Thierry Henry zrezygnował z gry w piłkarskiej reprezentacji Francji. 32-letni napastnik chcę sie skoncentrować na występach w nowym klubie. W najbliższym sezonie będzie bronił barw New York Red Bulls.

Henry karierę reprezentacyjną rozpoczął w 1997 roku. Rozegrał w kadrze 123 mecze, strzelił w nich 51 bramek. W 1998 roku sięgnął z Trójkolorowymi po mistrzostwo świata, a dwa lata później po mistrzostwo Europy. Z kolei w 2006 roku został wicemistrzem świata.

W czwartek słynny Francuz powiedział, że nie będzie próbował naśladować Davida Beckhama, który jest w stanie połączyć grę w amerykańskim Los Angeles Galaxy z częstymi podróżami do Europy i występami w reprezentacji. Zamierzam skoncentrować się w stu procentach na grze w New York Red Bulls - podkreślił. Moim ostatnim występem w kadrze był mecz mistrzostw świata w RPA z zespołem gospodarzy (Francja przegrała 1:2 i odpadła z turnieju).
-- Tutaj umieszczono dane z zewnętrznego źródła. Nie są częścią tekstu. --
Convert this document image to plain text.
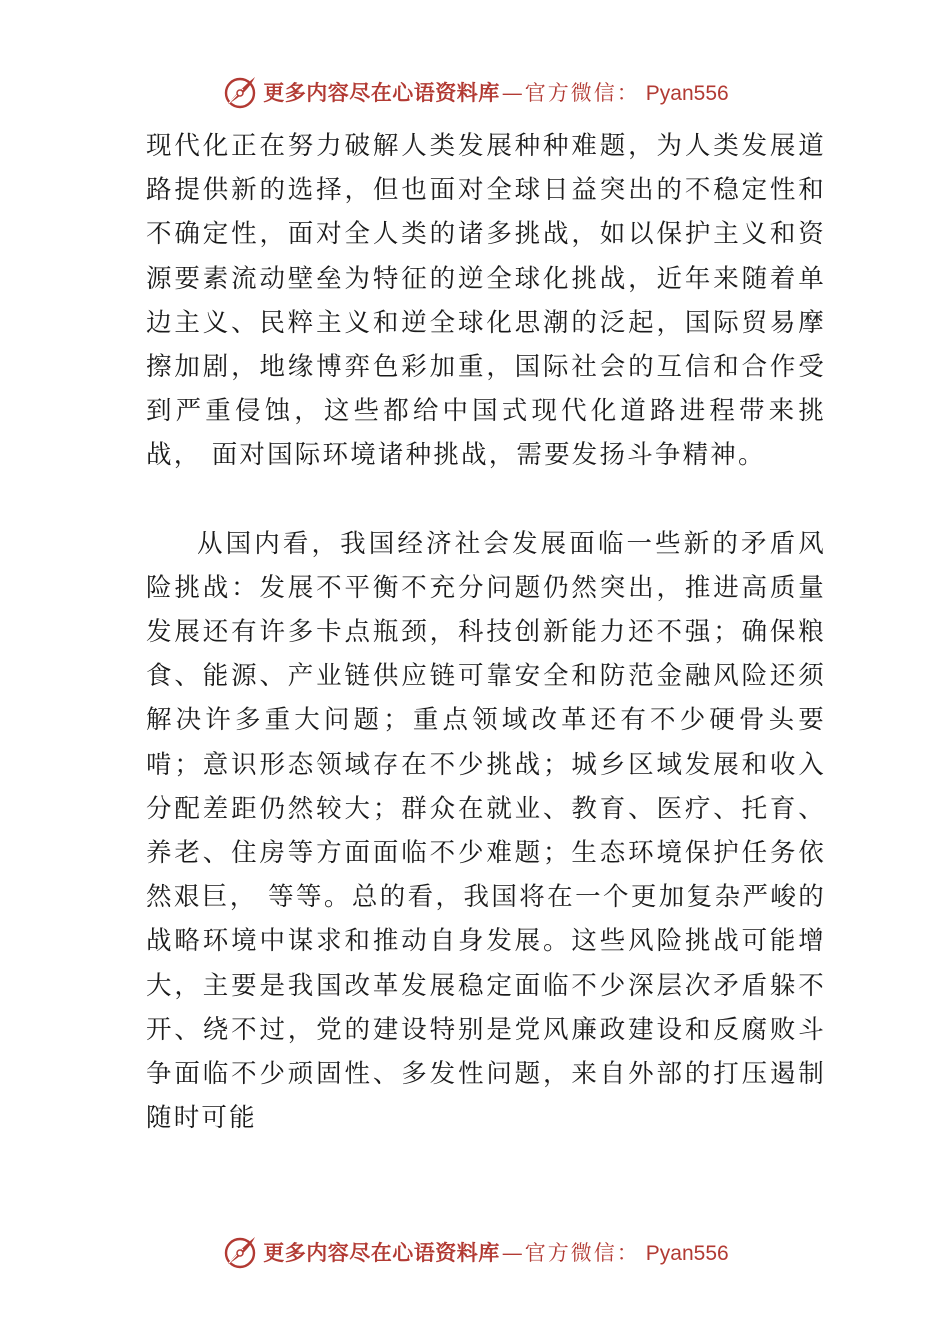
更多内容尽在心语资料库 — 官方微信： Pyan556

现代化正在努力破解人类发展种种难题，为人类发展道路提供新的选择，但也面对全球日益突出的不稳定性和不确定性，面对全人类的诸多挑战，如以保护主义和资源要素流动壁垒为特征的逆全球化挑战，近年来随着单边主义、民粹主义和逆全球化思潮的泛起，国际贸易摩擦加剧，地缘博弈色彩加重，国际社会的互信和合作受到严重侵蚀，这些都给中国式现代化道路进程带来挑战， 面对国际环境诸种挑战，需要发扬斗争精神。

从国内看，我国经济社会发展面临一些新的矛盾风险挑战：发展不平衡不充分问题仍然突出，推进高质量发展还有许多卡点瓶颈，科技创新能力还不强；确保粮食、能源、产业链供应链可靠安全和防范金融风险还须解决许多重大问题；重点领域改革还有不少硬骨头要啃；意识形态领域存在不少挑战；城乡区域发展和收入分配差距仍然较大；群众在就业、教育、医疗、托育、养老、住房等方面面临不少难题；生态环境保护任务依然艰巨， 等等。总的看，我国将在一个更加复杂严峻的战略环境中谋求和推动自身发展。这些风险挑战可能增大，主要是我国改革发展稳定面临不少深层次矛盾躲不开、绕不过，党的建设特别是党风廉政建设和反腐败斗争面临不少顽固性、多发性问题，来自外部的打压遏制随时可能

更多内容尽在心语资料库 — 官方微信： Pyan556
Co ciekawe, to był również mój pierwszy w życiu mecz przeciwko reprezentacji tego kraju - dodał.

Henry przyznał, że decyzję o odejściu z reprezentacji podjął już przed mundialem w RPA. Nie chciałem jej wówczas ogłaszać. Przygotowania do finałów mistrzostw świata nie są okresem, gdy podaje się do wiadomości takie rzeczy - tłumaczył Francuz.